Building a team can’t be easy. Take a look at Manchester United. Take a look at Chelsea. Whilst one side – United – is performing much better since appoint a new manager (the natural reaction of a team so far against their former manager that surely anyone remotely positive would see an upturn) the other – Chelsea – have already seen their ‘new manager bounce’ fade away after an incredible and unsustainable start. Both teams have wonderful individual talent, but have struggled when it has come to creating a team in the truest sense of the word.
Jurgen Klopp came to Liverpool when they had no style, no particular footprint and a team of fine but arguably not outstanding players. In the three-and-a-half years since his arrival, he has transformed us into an outstanding team with – crucially – outstanding players.
The beginning of his tenure was about channelling passion to improve performance. Coming into the club mid-season, this was always likely to be the best option, but as a side of limited ability, we all knew that eventually signings were needed.
The one player that screamed star quality was our superb Brazilian playmaker Philippe Coutinho. Able to strike a ball, link play and bring play up the pitch, it was Coutinho that became a central figure to our push for the top 4 in Klopp’s second season.
The position of Coutinho in the side allowed us an additional player, stolen, if you like, from the midfield trio he was occasionally part of. Whilst he wasn’t a Klopp player in the purest sense, he worked well for the side at the time. The purchase of Alex Oxlade-Chamberlain last year, however, showed that Klopp has new ideas for the side, and as the rumours of the Brazilian’s future continued to dominate forums and newspapers, it seems Klopp saw this as a good time to mould the side into one he truly thought could win trophies and leagues.
Coutinho left and Oxlade-Chamberlain found form as the true evolution of the midfield driver that Coutinho occasionally was. Even as Chamberlain got injured, Liverpool already had Keita on the way after his purchase from RB Leipzig. The continuation of the front-3 with an additional midfielder joining from behind seemed ensured, but this season’s slow start for Naby became a stumbling block. For the first time in 3 years, Klopp didn’t have his midfield link player.

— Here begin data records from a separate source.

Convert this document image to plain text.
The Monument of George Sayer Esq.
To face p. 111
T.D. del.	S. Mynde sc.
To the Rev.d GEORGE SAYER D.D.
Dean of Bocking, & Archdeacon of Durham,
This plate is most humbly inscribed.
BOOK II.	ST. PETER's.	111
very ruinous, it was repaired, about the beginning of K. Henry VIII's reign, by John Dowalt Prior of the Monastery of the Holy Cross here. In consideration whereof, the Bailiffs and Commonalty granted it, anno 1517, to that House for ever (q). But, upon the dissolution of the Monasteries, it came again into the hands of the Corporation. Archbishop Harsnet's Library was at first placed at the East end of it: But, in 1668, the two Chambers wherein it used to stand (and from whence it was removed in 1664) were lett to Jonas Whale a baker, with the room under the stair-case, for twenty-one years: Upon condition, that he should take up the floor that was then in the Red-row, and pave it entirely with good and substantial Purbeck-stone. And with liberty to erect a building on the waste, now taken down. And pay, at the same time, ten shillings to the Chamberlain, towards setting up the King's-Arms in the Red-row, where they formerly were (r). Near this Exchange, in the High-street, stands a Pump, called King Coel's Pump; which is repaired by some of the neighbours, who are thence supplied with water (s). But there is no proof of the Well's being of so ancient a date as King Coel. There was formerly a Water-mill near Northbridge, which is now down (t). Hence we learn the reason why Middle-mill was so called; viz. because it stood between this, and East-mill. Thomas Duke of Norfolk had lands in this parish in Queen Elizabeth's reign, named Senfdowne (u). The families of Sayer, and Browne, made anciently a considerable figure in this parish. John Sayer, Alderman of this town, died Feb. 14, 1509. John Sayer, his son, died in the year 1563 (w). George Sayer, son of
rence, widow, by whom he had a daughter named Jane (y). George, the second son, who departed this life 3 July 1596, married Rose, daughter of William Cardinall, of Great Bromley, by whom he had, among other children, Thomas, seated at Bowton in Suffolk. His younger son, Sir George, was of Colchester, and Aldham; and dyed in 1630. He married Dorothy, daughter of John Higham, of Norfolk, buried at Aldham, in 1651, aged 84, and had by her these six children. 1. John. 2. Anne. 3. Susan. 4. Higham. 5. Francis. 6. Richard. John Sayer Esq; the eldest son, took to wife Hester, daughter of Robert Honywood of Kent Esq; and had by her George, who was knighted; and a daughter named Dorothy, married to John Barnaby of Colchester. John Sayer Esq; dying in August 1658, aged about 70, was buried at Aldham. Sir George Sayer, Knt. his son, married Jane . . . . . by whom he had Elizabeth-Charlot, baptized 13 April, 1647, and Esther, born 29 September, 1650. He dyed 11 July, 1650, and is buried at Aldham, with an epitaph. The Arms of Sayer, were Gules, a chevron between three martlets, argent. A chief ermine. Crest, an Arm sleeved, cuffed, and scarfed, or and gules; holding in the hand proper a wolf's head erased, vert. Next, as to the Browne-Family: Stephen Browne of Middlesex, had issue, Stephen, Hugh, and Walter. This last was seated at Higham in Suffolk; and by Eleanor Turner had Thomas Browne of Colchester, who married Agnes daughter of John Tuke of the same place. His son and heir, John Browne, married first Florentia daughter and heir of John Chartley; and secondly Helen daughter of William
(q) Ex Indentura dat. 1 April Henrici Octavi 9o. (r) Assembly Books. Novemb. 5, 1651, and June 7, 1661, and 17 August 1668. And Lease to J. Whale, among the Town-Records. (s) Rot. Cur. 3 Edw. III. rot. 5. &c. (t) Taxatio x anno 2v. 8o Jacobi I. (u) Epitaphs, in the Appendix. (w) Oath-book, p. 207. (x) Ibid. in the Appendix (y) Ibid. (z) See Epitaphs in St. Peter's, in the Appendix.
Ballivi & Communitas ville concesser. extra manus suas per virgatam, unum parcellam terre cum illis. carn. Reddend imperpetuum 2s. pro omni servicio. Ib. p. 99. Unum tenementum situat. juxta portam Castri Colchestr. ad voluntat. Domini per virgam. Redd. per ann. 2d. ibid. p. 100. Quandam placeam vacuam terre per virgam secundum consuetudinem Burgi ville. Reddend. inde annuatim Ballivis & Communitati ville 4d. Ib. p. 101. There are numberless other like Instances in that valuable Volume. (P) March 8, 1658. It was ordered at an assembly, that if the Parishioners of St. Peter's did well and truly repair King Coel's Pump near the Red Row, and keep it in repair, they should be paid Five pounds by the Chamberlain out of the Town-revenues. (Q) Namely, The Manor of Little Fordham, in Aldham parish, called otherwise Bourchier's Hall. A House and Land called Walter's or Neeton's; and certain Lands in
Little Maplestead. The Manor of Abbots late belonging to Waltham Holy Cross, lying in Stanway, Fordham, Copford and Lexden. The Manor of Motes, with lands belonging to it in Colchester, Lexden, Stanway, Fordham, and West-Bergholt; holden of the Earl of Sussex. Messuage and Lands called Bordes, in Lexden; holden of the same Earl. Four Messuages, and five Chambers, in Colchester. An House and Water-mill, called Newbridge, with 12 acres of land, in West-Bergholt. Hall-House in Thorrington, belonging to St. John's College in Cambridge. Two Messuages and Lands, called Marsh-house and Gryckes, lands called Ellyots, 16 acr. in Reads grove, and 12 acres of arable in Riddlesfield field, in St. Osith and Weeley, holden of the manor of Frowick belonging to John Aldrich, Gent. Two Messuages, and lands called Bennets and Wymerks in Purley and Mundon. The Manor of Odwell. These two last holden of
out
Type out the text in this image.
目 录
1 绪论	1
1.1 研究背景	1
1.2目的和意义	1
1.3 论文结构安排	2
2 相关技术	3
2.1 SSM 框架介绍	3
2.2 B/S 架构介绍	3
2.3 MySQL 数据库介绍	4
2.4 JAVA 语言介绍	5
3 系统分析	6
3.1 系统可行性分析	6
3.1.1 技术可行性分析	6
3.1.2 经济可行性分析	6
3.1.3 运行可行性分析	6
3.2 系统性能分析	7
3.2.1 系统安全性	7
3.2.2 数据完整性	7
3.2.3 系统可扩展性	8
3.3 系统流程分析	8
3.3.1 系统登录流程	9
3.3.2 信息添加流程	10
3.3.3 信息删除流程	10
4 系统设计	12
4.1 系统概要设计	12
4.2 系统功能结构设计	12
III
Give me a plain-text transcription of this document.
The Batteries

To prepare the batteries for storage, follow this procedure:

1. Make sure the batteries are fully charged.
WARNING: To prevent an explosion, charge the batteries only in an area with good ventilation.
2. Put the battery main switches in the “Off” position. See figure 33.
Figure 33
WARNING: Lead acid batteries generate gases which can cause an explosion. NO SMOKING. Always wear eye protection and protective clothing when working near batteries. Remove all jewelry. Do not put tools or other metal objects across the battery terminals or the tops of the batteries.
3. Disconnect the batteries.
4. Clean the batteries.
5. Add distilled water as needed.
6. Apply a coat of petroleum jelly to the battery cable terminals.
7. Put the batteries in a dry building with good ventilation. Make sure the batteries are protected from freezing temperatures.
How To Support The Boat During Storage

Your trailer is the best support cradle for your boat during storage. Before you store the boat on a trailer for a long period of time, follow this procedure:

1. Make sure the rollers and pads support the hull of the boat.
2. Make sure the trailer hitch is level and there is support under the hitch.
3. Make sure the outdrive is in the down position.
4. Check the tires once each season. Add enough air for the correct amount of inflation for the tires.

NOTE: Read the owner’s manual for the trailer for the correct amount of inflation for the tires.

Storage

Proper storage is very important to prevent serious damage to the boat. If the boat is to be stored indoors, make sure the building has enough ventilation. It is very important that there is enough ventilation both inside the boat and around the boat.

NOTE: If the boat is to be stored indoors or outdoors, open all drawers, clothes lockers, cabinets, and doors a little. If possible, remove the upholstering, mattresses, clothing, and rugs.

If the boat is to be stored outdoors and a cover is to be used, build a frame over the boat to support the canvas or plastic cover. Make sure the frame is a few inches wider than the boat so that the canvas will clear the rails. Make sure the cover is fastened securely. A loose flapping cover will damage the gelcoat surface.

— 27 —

Our midfield this season has always been limited in magic. That type of slight passing and vision that true playmakers possess. Without a runner from a little deeper, our front three became more isolated. This, mixed with our steadier approach, left some performances feeling less than convincing. This seemed more obvious as Klopp dropped Firmino deeper to link our forward-line and attack. He was trying to force a halfway house.
This tactic came about because of the lack of that natural, aforementioned attacking midfielder. But as we used Mo Salah more central and Firmino deeper, it felt like we had the handbrake on and the wheels were restricted. But things could be about to change.
Although still slow, Naby Keita’s performances are gradually picking up pace. Decent second halves against Leicester City and West Ham United were followed by a stunning, potentially corner-turning performance vs Bournemouth. It seems like our mid-season trip to Dubai has benefitted one player more than others. And it’s Keita.
If Keita’s performances continue as we hope they will, that means we can free up Roberto Firmino to play more of an attacking role, one he is more accustomed to. Our front three, so devastating in the second half of last season, could be let loose just as we need them the most. On the final stretch.
Much was made of Naby Keita’s arrival. His all-action displays in Germany looked ready-made for our team and our league. Whilst his aggression was missing from a Liverpool side sometimes considered too nice, it was his link-up play, burst of speed and clever passing that we needed the most. Taking time to settle seemed fair, but as injuries piled up, many fans began to get anxious about our Guinean star.
Hopefully, though, he’s starting to settle into our system. In recent weeks, his communication has seemed more fluid. Multiple times vs Bournemouth he was seem instructing players and talking with other members of his side, even having a word with the referee at a point. He’s a player that seems to let his head fall if things don’t go his way, but like Salah and Sadio Mane ahead of him, he needs to learn how to keep battering on that door even when things aren’t going for him.
I predict a good few months (and beyond) for Keita, and hope he starts vs Bayern Munich and Manchester United. A couple of good games there, and we may be on the road to a new Little Magician. Good things come to those who wait.